Guarda caso morì nello stesso modo l'unico carabiniere che collaborava con il procuratore che indagava sulla correttezza degli investimenti del Dipartimento della cooperazione, uno dei settori più chiacchierati del Ministero degli Esteri. Portò la sua famiglia a sciare uno domenica e casualmente incontrò un collega sulle piste di sci che gli suggerì, nel ritorno, di non fare la stessa strada che aveva fatto all'andata. Fu trovato schiantato contro un albero.
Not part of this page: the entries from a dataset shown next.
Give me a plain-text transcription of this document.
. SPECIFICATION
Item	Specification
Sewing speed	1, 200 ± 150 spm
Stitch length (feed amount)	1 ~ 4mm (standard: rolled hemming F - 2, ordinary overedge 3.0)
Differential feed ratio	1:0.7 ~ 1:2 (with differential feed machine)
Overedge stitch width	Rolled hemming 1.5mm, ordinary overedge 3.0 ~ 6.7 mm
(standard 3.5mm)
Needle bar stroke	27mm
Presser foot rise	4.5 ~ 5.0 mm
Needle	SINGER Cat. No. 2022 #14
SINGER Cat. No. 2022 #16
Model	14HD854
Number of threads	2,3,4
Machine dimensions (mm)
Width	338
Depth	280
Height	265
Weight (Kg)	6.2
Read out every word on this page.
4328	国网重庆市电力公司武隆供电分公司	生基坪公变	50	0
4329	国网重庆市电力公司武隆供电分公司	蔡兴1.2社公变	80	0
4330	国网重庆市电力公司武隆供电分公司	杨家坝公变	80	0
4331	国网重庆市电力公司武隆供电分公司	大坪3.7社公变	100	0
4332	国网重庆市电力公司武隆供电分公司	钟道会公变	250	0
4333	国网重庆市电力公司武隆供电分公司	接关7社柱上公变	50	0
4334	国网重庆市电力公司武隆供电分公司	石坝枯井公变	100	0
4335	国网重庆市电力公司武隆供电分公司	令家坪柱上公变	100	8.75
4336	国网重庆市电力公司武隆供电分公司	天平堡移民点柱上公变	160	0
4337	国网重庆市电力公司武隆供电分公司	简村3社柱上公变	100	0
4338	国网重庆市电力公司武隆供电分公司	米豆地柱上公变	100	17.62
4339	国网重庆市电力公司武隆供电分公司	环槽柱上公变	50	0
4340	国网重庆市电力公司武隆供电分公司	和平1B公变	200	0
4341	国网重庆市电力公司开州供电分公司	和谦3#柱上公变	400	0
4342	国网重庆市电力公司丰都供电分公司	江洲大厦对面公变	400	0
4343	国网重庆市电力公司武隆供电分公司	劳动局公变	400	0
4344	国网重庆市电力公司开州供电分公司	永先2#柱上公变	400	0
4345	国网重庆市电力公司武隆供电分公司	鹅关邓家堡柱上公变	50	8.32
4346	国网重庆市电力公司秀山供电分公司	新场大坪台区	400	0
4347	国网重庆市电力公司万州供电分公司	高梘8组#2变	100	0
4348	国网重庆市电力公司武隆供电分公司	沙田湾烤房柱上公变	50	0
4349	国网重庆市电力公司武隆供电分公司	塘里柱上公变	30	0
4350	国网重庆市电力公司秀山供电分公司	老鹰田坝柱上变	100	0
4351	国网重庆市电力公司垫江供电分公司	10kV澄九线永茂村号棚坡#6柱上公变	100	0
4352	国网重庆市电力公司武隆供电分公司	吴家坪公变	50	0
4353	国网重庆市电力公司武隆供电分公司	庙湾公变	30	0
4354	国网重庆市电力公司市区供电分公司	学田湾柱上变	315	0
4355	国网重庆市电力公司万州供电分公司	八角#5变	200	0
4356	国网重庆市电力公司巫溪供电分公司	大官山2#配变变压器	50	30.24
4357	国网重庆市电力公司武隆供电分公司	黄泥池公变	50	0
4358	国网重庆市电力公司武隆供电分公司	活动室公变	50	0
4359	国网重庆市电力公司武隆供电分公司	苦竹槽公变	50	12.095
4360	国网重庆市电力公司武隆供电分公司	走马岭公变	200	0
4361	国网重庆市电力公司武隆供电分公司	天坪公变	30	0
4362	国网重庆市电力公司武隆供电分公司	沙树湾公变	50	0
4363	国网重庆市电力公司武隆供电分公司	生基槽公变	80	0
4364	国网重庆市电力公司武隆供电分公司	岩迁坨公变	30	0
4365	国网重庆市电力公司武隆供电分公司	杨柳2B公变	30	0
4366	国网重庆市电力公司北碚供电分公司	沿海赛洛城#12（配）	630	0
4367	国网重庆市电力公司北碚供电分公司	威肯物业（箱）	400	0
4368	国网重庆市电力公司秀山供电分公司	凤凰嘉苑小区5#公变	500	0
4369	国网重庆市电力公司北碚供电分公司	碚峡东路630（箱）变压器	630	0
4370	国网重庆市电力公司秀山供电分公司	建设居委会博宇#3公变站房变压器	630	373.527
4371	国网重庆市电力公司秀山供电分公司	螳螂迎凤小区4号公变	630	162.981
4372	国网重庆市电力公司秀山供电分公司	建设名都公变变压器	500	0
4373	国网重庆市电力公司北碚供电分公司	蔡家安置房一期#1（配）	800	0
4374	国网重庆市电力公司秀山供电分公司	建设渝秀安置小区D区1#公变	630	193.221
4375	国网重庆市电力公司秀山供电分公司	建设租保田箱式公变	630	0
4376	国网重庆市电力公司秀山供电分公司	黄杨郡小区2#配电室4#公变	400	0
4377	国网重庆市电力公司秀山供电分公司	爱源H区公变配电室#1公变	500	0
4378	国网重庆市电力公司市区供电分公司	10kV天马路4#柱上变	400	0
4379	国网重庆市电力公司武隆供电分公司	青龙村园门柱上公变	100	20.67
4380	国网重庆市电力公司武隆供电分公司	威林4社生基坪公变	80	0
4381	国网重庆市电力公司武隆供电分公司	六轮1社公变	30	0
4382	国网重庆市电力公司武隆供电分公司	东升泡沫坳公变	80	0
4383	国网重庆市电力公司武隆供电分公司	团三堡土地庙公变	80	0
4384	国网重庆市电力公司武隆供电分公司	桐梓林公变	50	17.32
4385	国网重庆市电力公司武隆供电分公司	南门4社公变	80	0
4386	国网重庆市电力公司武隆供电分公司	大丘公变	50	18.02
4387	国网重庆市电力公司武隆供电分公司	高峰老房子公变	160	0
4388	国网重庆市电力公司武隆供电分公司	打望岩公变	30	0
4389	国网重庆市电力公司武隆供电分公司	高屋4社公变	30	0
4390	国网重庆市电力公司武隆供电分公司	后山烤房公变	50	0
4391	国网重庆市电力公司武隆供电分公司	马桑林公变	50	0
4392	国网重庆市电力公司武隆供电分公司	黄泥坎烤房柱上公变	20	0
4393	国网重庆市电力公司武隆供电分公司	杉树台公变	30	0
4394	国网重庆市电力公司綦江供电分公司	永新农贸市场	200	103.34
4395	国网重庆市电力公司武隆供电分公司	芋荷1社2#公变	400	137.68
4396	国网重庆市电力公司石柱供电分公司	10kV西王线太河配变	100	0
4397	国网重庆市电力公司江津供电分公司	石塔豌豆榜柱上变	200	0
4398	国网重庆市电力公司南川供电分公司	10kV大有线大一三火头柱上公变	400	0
La famiglia si salvò, lui no.
Arianna ascolta affascinata questi racconti, frutto di una lunga esperienza e di conoscenze approfondite che a lei ancora fanno difetto. Esperienze e conoscenze fondamentali per l'inchiesta che sta seguendo sulla Falange Armata. “Con un uomo così alle spalle dovrei sentirmi più sicura”, pensa, ma non sa ancora quanto si stia sbagliando.